On the domestic front, the CIO said Australia should remain somewhat resilient amid rising international tensions.

“Australia, for example, may prove somewhat defensive as the direct impact from tariffs is small, it could benefit from lower cost goods coming from the Asian region and the RBA is forecast to make numerous rate cuts which will benefit households,” she said.

“We have recently upgraded the outlook for Australia reversing a long-held view that the economy, and equity market, would underperform other developed markets.”

Following the fund's announcement last month that it had reached its peak investment in the US, a spokesperson for UniSuper reiterated that future investments are expected to focus on regions outside the US.

“As is the case with any global investor, we have a very significant exposure to US equities.
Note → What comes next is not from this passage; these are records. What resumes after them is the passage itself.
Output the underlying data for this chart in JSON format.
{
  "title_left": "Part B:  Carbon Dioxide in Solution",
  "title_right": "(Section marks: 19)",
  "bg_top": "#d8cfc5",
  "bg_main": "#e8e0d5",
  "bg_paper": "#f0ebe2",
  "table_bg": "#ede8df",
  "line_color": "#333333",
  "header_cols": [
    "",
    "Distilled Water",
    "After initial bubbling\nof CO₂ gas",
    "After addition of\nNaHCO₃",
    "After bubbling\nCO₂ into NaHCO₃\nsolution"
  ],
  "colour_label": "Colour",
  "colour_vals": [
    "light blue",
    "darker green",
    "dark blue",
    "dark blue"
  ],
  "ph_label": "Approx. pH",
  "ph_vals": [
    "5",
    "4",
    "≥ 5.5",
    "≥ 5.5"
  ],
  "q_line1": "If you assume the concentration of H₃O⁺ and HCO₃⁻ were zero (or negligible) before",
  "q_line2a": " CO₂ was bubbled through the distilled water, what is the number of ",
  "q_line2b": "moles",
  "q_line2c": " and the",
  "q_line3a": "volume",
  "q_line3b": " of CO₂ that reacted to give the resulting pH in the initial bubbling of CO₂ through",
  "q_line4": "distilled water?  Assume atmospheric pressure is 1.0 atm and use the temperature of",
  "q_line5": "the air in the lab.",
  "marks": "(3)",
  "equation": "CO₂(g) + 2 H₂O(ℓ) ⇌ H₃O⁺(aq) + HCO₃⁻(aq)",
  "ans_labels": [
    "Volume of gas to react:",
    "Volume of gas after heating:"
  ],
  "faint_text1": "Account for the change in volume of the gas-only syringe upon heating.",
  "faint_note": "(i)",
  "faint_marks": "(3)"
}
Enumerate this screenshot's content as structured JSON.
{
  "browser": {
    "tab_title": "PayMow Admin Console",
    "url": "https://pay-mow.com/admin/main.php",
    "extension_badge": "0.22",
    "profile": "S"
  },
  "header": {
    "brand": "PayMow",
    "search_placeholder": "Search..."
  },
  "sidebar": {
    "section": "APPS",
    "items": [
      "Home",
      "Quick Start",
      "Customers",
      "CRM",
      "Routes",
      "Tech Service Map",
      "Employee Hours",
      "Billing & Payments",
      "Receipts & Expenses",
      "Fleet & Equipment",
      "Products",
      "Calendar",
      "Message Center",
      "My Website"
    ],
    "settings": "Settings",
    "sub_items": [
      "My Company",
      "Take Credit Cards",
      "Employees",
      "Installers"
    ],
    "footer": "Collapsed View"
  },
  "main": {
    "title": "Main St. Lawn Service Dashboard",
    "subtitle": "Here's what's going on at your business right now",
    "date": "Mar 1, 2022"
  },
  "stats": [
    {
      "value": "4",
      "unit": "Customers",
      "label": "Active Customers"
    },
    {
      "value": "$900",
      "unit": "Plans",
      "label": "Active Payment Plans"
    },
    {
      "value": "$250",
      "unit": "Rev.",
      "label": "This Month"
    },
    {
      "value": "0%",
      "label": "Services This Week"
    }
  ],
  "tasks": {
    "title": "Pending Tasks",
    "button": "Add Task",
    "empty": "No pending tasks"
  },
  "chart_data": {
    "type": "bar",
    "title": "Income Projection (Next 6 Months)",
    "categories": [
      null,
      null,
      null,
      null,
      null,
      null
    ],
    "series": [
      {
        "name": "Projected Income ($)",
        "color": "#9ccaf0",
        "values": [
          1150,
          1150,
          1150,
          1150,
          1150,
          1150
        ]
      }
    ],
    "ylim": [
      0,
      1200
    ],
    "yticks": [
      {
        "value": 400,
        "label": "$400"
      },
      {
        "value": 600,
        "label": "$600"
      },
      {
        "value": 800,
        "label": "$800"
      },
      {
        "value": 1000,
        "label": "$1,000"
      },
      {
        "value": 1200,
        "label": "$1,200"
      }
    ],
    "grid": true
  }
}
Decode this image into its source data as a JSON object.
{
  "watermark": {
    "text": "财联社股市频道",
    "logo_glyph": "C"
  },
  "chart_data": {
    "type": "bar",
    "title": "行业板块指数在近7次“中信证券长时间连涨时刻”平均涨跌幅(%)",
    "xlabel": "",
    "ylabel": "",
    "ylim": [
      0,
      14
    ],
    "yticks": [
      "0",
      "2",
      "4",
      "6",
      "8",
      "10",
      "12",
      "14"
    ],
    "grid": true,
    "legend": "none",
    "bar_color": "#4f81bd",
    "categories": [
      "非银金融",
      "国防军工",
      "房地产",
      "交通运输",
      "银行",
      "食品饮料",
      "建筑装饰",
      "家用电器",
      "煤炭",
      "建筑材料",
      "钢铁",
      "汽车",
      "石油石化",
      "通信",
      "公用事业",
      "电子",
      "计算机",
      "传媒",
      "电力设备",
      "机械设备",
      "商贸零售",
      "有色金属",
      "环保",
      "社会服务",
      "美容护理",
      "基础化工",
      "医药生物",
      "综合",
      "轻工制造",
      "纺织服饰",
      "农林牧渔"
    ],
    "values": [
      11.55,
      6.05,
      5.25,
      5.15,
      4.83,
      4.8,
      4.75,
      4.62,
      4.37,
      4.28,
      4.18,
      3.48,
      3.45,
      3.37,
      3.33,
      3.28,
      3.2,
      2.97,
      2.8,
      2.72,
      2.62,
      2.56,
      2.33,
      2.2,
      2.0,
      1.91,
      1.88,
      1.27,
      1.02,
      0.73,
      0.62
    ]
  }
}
While this will remain the case new investments are likely to be away from the US, such as Europe and Japan,” the spokesperson told Super Review.

The fund entered the volatile period, ahead of the recent “strong” market rebound, with high levels of liquidity, allowing it to avoid making significant adjustments to the portfolios.

Currently, UniSuper’s is pricing a global economic slowdown, but one short of a recession.

However, speaking on a recent podcast, UniSuper’s head of fixed interest, David Colosimo, explained that even if the US administrator were to cancel all tariffs, “it’s still not clear that the damage can be undone”.

“I think the prospect of a recession will probably stay with us until proven otherwise, and so there’s a lot of uncertainty,” he said.

In March, the median super fund, holding 61–80 per cent in growth assets, dropped by 1.9 per cent as share markets continued to slide amid ongoing tariff concerns, according to Chant West. This decline brought the median return to 5.5 per cent for the first nine months of the financial year.

With markets facing even steeper losses in April, funds are expected to see further reversals in their gains.